“That’s just what I say. If one can not be exact, why talk at all?” Miss Reynier caught it up with high glee. She had a foreign accent, and an occasional twist of words which proved her to be neither American nor Englishwoman. “That’s my principle,” she insisted. “Leave other people in undisturbed possession of their hobbies, especially in conversation, and don’t say anything if you can’t say what you mean. But then, you won’t talk about your hobby; and if I have no one to inform me, how can I be exact? But I’m the meekest person alive; I’m so ready to learn.”
Mr. Van Camp surveyed first the bantering, alluring eyes, then turned his gaze upon the soft luxuries about them.
“Are you ready to turn this bijou dream into a laboratory smelling of alcohol and fish?

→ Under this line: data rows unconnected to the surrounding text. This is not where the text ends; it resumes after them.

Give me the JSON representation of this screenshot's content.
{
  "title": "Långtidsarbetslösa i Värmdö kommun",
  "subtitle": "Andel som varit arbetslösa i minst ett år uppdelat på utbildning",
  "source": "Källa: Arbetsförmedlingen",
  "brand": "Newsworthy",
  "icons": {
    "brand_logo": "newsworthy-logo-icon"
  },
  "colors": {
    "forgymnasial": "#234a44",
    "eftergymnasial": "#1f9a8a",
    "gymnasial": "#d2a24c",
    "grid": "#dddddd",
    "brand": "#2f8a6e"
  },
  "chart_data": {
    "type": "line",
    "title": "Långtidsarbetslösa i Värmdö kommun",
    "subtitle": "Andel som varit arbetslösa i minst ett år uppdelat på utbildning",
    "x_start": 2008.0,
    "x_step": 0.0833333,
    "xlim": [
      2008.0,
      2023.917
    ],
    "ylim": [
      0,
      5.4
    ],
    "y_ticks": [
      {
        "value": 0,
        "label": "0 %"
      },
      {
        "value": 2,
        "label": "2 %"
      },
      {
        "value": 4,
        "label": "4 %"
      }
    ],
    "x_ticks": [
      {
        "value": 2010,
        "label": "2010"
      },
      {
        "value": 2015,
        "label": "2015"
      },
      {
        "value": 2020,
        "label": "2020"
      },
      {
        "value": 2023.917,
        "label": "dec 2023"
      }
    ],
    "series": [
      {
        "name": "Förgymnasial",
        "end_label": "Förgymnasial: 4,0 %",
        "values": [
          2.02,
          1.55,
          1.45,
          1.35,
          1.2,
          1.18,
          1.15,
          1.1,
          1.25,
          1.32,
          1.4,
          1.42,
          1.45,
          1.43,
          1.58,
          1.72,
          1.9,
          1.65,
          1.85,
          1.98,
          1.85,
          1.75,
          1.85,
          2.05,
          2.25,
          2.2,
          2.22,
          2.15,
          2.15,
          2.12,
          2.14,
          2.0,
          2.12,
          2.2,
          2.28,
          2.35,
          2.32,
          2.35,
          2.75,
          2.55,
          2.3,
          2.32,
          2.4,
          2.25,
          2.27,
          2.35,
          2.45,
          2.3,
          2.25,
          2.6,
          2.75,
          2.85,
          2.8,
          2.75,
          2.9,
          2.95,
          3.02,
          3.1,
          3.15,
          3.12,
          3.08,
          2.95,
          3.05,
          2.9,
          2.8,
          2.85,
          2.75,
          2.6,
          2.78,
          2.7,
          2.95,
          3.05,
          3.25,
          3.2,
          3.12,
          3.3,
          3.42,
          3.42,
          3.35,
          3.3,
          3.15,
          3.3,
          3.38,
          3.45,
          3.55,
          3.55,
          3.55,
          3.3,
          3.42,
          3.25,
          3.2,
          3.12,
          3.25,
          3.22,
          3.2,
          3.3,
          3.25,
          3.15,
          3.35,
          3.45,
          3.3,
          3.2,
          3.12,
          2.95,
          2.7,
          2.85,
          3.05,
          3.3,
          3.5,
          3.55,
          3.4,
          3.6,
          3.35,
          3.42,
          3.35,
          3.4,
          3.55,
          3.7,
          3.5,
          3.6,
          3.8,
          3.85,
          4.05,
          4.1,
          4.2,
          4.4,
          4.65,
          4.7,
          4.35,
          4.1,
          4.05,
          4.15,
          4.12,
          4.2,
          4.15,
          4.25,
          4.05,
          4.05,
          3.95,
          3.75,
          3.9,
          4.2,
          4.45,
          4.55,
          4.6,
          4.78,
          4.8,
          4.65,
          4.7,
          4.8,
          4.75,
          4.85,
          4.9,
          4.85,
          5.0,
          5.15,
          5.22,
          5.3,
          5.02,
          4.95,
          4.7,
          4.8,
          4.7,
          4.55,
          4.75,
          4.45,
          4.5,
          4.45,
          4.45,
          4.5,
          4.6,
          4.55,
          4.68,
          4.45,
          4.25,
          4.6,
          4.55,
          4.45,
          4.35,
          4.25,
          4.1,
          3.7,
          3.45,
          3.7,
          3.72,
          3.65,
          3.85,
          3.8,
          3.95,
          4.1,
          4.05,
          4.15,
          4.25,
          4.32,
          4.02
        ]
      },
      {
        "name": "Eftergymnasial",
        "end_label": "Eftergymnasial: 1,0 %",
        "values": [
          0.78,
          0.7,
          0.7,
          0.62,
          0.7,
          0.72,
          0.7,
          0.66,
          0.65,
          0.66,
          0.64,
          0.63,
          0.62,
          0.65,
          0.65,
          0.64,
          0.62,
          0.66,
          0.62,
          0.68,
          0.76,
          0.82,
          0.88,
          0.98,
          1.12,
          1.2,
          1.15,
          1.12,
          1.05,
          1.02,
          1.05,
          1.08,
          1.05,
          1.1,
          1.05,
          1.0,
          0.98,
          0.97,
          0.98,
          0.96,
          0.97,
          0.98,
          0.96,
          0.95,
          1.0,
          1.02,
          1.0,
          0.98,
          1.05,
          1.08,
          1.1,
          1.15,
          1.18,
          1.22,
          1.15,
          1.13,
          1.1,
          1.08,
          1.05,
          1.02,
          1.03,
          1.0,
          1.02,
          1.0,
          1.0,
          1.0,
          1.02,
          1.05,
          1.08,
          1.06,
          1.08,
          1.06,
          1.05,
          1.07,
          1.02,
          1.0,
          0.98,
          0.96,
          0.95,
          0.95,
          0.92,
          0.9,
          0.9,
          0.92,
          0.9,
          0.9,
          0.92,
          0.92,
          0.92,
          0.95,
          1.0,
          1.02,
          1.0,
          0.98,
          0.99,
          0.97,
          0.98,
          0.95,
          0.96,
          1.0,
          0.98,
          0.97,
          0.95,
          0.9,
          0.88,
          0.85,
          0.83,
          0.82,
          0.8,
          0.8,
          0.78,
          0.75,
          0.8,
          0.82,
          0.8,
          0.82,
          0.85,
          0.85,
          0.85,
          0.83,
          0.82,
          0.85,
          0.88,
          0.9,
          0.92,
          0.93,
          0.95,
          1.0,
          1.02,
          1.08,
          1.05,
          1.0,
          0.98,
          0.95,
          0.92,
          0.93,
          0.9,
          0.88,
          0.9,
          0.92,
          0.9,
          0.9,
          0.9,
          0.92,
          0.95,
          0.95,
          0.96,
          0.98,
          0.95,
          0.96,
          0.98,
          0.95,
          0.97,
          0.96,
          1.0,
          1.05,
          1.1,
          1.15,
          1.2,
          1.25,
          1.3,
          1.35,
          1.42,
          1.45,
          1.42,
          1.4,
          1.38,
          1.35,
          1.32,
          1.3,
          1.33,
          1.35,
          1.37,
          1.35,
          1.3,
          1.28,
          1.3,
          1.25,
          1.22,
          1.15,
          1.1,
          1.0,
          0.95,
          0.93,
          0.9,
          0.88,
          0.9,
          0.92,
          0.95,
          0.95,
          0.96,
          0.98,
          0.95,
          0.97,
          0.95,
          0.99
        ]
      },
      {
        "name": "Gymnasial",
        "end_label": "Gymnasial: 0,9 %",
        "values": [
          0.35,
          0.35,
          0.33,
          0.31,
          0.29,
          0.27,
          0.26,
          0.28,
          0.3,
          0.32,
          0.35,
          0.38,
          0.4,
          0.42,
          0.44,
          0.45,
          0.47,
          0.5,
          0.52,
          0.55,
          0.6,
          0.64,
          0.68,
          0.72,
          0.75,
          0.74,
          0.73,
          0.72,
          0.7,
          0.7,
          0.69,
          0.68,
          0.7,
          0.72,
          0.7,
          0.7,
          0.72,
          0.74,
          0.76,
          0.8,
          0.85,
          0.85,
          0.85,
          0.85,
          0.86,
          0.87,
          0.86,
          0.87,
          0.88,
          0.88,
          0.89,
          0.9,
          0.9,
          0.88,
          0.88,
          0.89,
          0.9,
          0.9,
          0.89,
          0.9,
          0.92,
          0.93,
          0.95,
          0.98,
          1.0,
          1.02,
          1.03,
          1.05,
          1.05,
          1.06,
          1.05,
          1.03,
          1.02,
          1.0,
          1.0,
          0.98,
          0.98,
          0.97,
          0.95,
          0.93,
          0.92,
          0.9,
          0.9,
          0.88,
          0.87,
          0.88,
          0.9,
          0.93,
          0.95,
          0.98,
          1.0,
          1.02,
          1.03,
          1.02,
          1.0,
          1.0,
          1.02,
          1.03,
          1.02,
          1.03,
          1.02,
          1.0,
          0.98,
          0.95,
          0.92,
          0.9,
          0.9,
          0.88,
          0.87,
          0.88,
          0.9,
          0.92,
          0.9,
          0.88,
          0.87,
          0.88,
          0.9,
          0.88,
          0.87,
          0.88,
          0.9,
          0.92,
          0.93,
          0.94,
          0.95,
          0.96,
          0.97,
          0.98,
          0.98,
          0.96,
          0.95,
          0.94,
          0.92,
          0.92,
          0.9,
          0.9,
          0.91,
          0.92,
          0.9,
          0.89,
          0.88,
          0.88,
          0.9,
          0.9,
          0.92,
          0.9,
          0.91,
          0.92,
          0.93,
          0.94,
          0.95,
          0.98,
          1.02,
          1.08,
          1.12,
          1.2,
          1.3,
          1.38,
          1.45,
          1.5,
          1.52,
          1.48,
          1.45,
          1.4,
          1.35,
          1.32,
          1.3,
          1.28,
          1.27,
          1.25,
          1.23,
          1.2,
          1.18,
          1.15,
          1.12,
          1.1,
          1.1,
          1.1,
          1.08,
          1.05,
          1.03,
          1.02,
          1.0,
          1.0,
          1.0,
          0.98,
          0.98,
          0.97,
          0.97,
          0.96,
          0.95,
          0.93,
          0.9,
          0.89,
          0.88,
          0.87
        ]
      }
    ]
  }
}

Are you ready to spend hours wading in mudbanks after specimens, or scratching in the sand under the broiling sun? Science does not consult comfort.”
Miss Reynier’s expression of quizzical teasing changed to one of rather thoughtful inquiry, as if she were estimating the man behind the scientist. Van Camp was of the lean, angular type, like Jim Hambleton. He was also very manly and wholesome, but even in his conventional evening clothes there was something about him that was unconventional—a protesting, untamed element of character that resisted all rules except those prescribed by itself. He puzzled her now, as he had often puzzled her before; but if she made fun of his hobbies, she had no mind to make fun of the man himself. A cheerful, intelligent smile finally ended her contemplating moment.
“Oh, no; no digging in the sand for me. I’ll take what science I get in another way—put up in predigested packages or bottled—any way but the fishy way. But please don’t give me up. You shed a good deal of light on my mental darkness last winter in Egypt, and maybe I can improve still more.” She suddenly turned with friendly, confidential manner toward Aleck, not waiting for replies to her remarks. “It’s good to see you again! And I like it here better than in Egypt, don’t you? Don’t you think this apartment jolly?”
The shaded lamps made a pretty light over Miss Reynier’s cream-colored silk flounces, over the delicate lace on her waist, over her glossy dark hair and spirited face. As Aleck contemplated that face, with its eager yet modest and womanly gaze, and the noble outline of her figure, he thought, with an unwonted flowering of imagination, that she was not unlike the Diana of classic days. “A domestic Diana,” he added in his mind. “She may love the woods and freedom, but she will always return to the hearth.”
Aloud he said: “If you will permit me, Miss Reynier, I would like to inform you at once of the immediate object of my visit here. You must be well aware—” At this point Mr. Van Camp, who, true to his nature, was looking squarely in the face of his companion, of necessity allowed himself to be interrupted by Miss Reynier’s lifted hand. She was looking beyond her visitor through the drawing-room door.